The wrecking crew finally moved in in January 1959. It was one of the city’s most unfortunate heritage losses, but the building fought back, collapsing onto the street rather than in the direction intended.
The demolition came only a few weeks after Jimmy Madden died and less than two years after Jack passed away. Their sister Sadie, however, outlived them both by over 35 years and died in Nelson in 1993, age 98.
The Madden family still has a presence in the area: Jack’s sons Larry and Dave and their spouses co-own a property along Kootenay Lake near the entrance to Upper Longbeach Road. They come out from Calgary several times each year.
Larry recounts how a few years back their neighbor at the lake died in a car accident. His wife was digging through his tools in the garage and found the key to room No. 5 at the Madden Hotel. (Touchstones also has the hotel’s original key box.)

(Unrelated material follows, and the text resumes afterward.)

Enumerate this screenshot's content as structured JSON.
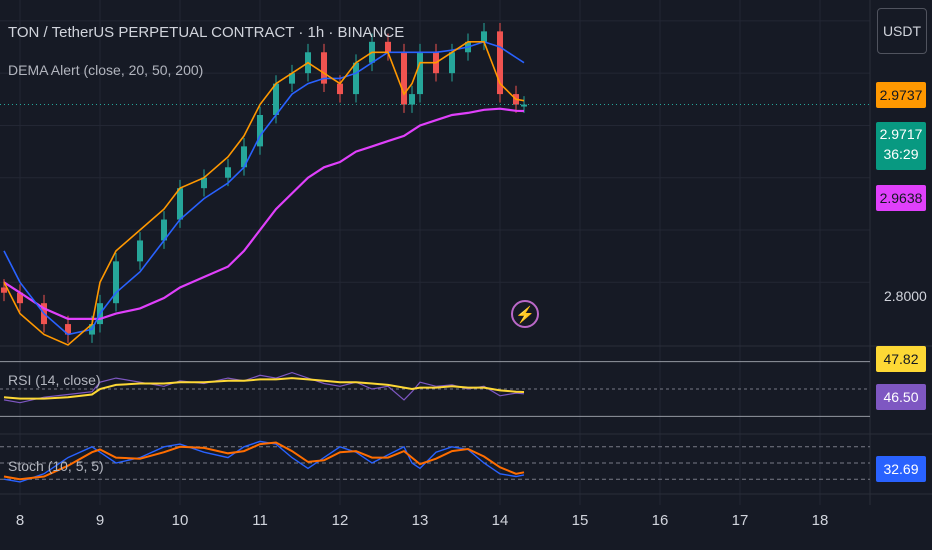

Larry put the key in a framed display along with pictures of the hotel and his father. “The neat thing about the hotel picture is Jack’s ’53 Buick is parked at the side on Ward St.,” he says. “We actually found the picture in the photo shop on Baker some years ago.”
I only know the exact fate of a few other Madden hotels: the one at Trout Lake, known as the Lakeview, burned in February 1922, still under Robert Madden’s proprietorship. The one at Nakusp, built in 1892 and originally called the Nakusp House before being renamed the Madden House and later the Grand, burned on Sept. 2, 1925. The Maddens had by then divested themselves of their interest.
The Two Friends Hotel in Slocan, operated by the Maddens from 1897 until sometime after 1910 was the last building to go, although it had long ceased operating when it burned on April 30, 1966. It was also the last of Slocan’s pioneer hotels.
Figuring out what became of the rest of the Madden empire will require more digging.